同社は、すでに40カ国近くで650万人以上の眼球をスキャンしたと主張している。一方で、十数の管轄区域がその運営を停止させるか、データ処理を精査している。
バイエルン州当局は現在、WorldCoinが欧州のデータプライバシー規制に準拠しているかどうかを審議している。否定的な判断が下されれば、同社は欧州での事業を禁止される可能性がある。
調査されている主な懸念事項には、機密性の高い生体認証データの収集と保存が含まれる。
なぜこれが重要なのか?
OpenAIの主力製品GPT-4oなどの既存のAIモデルは、主にインターネット上で公開されているデータで学習されてきた。しかし、将来のモデルにはより多くのデータが必要となり、その入手はますます困難になっている。
昨年、同社は「すべての主題、産業、文化、言語を深く理解する」AIモデルを望んでおり、そのためには「可能な限り幅広いトレーニングデータセット」が必要だと述べた。
この文脈において、OpenAIのメディアパートナーシップの追求、生体認証や健康データ収集技術への投資、そしてCEOのWorldCoinなどの論争を呼ぶプロジェクトとの関連性は、懸念すべき図式を描き始めている。

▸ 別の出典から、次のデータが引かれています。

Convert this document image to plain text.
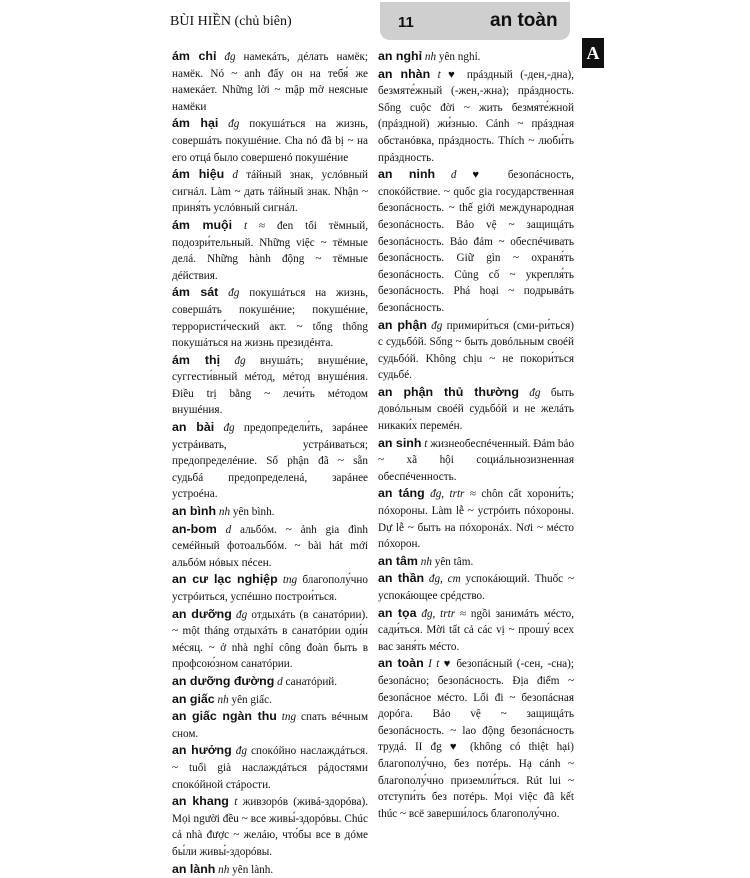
BÙI HIỀN (chủ biên)	11	an toàn
A
ám chỉ đg намекáть, дéлать намёк; намёк. Nó ~ anh đấy он на тебя́ же намекáет. Những lời ~ mập mờ неясные намёки
ám hại đg покушáться на жизнь, совершáть покушéние. Cha nó đã bị ~ на его отцá было совершенó покушéние
ám hiệu d тáйный знак, услóвный сигнáл. Làm ~ дать тáйный знак. Nhận ~ приня́ть услóвный сигнáл.
ám muội t ≈ đen tối тёмный, подозри́тельный. Những việc ~ тёмные делá. Những hành động ~ тёмные дéйствия.
ám sát đg покушáться на жизнь, совершáть покушéние; покушéние, террористи́ческий акт. ~ tổng thống покушáться на жизнь президéнта.
ám thị đg внушáть; внушéние, суггести́вный мéтод, мéтод внушéния. Điều trị bằng ~ лечи́ть мéтодом внушéния.
an bài đg предопредели́ть, зарáнее устрáивать, устрáиваться; предопределéние. Số phận đã ~ sẵn судьбá предопределенá, зарáнее устроéна.
an bình nh yên bình.
an-bom d альбóм. ~ ảnh gia đình семéйный фотоальбóм. ~ bài hát mới альбóм нóвых пéсен.
an cư lạc nghiệp tng благополу́чно устрóиться, успéшно построи́ться.
an dưỡng đg отдыхáть (в санатóрии). ~ một tháng отдыхáть в санатóрии оди́н мéсяц. ~ ở nhà nghỉ công đoàn быть в профсою́зном санатóрии.
an dưỡng đường d санатóрий.
an giấc nh yên giấc.
an giấc ngàn thu tng спать вéчным сном.
an hưởng đg спокóйно наслаждáться. ~ tuổi già наслаждáться рáдостями спокóйной стáрости.
an khang t живзорóв (живá-здорóва). Mọi người đều ~ все живы́-здорóвы. Chúc cả nhà được ~ желáю, что́бы все в дóме бы́ли живы́-здорóвы.
an lành nh yên lành.
an nghỉ nh yên nghỉ.
an nhàn t ♥ прáздный (-ден,-дна), безмяте́жный (-жен,-жна); прáздность. Sống cuộc đời ~ жить безмяте́жной (прáздной) жи́знью. Cảnh ~ прáздная обстанóвка, прáздность. Thích ~ люби́ть прáздность.
an ninh d ♥ безопáсность, спокóйствие. ~ quốc gia государственная безопáсность. ~ thế giới международная безопáсность. Bảo vệ ~ защищáть безопáсность. Bảo đảm ~ обеспéчивать безопáсность. Giữ gìn ~ охраня́ть безопáсность. Củng cố ~ укрепля́ть безопáсность. Phá hoại ~ подрывáть безопáсность.
an phận đg примири́ться (сми-ри́ться) с судьбóй. Sống ~ быть довóльным своéй судьбóй. Không chịu ~ не покори́ться судьбé.
an phận thủ thường đg быть довóльным своéй судьбóй и не желáть никаки́х перемéн.
an sinh t жизнеобеспéченный. Đảm bảo ~ xã hội социáльнозизненная обеспéченность.
an táng đg, trtr ≈ chôn cất хорони́ть; пóхороны. Làm lễ ~ устрóить пóхороны. Dự lễ ~ быть на пóхоронáх. Nơi ~ мéсто пóхорон.
an tâm nh yên tâm.
an thần đg, cm успокáющий. Thuốc ~ успокáющее срéдство.
an tọa đg, trtr ≈ ngồi занимáть мéсто, сади́ться. Mời tất cả các vị ~ прошу́ всех вас заня́ть мéсто.
an toàn I t ♥ безопáсный (-сен, -сна); безопáсно; безопáсность. Địa điểm ~ безопáсное мéсто. Lối đi ~ безопáсная дорóга. Bảo vệ ~ защищáть безопáсность. ~ lao động безопáсность трудá. II đg ♥ (không có thiệt hại) благополу́чно, без потéрь. Hạ cánh ~ благополу́чно приземли́ться. Rút lui ~ отступи́ть без потéрь. Mọi việc đã kết thúc ~ всё заверши́лось благополу́чно.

膨大な量のユーザーデータへのアクセスを獲得することで、OpenAIは次世代のAIモデルを構築する態勢を整えているが、プライバシーがその犠牲になる可能性がある。
リスクは多面的である。個人データの大規模な収集は、侵害や悪用に脆弱である。例えば、Medisecureのデータ侵害では、オーストラリア人のほぼ半数の個人データと医療データが盗まれた。

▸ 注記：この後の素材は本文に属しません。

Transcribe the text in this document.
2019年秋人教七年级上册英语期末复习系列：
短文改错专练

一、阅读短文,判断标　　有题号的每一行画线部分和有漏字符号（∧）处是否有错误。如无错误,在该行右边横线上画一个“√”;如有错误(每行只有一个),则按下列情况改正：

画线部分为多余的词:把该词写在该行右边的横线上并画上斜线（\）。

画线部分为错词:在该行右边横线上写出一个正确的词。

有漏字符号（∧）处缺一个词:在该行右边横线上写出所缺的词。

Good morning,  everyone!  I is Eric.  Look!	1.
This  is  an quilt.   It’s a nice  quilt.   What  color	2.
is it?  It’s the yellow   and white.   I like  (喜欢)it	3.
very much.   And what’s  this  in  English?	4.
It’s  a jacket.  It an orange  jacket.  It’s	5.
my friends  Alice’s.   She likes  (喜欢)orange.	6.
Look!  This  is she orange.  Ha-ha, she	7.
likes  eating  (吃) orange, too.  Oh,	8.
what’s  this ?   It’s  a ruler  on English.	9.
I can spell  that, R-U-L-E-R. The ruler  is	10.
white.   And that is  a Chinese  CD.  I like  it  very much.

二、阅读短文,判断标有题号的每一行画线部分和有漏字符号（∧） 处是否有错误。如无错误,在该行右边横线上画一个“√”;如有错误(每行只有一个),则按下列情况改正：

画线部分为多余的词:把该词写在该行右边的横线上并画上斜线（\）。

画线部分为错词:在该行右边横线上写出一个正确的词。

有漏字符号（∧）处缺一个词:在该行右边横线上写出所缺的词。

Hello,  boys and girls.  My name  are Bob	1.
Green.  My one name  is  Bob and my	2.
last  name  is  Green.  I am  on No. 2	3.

大規模なデータ統合の可能性は、プロファイリングと監視に関する懸念も提起する。ここでも、OpenAIが現在そのような慣行に従事する計画があるという証拠はない。
しかし、OpenAIのプライバシーポリシーは過去に完璧とは言えなかった。さらに広く見れば、テクノロジー企業には疑問の余地のあるデータ慣行の長い歴史がある。
多種多様なデータに対する中央集権的な管理により、OpenAIが個人的および公的な領域の両方で人々に重大な影響力を行使できるシナリオを想像するのは難しくない。
安全性は後回しになるのか?
OpenAIの最近の歴史は、安全性とプライバシーの懸念を和らげるものではない。2023年11月、Altman氏は一時的にCEOの座を追われた。これは報道によると、同社の戦略的方向性に関する内部対立が原因だったとされている。

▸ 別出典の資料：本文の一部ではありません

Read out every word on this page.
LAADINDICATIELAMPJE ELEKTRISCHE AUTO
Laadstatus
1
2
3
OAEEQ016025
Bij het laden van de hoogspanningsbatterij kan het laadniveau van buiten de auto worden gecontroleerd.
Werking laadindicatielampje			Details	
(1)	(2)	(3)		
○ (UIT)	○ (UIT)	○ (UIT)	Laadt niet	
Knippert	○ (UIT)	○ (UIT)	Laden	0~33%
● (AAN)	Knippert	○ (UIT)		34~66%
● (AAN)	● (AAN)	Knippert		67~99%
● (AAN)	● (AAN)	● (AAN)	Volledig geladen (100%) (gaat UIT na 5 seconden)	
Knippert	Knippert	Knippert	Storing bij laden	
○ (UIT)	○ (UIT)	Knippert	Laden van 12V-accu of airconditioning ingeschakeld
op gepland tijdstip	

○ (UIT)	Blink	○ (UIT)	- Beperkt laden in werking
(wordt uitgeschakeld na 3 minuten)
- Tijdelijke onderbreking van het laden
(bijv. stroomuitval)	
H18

Altman氏は、AIテクノロジーの迅速な商業化と展開の強力な支持者だった。彼は報道によれば、しばしば安全対策よりも成長と市場浸透を優先してきたとされる。
Altman氏の解任は短期間で、すぐに復帰し、OpenAIの取締役会は大幅に刷新された。これは、潜在的なリスクにもかかわらず、同社の指導部が現在、彼のAI展開に対する積極的なアプローチを支持していることを示唆している。
このような背景を踏まえると、OpenAIが最近カリフォルニア州法案に反対したことの意味は、単なる1つの政策の不一致を超えている。この反規制の姿勢は、懸念すべき傾向を示唆している。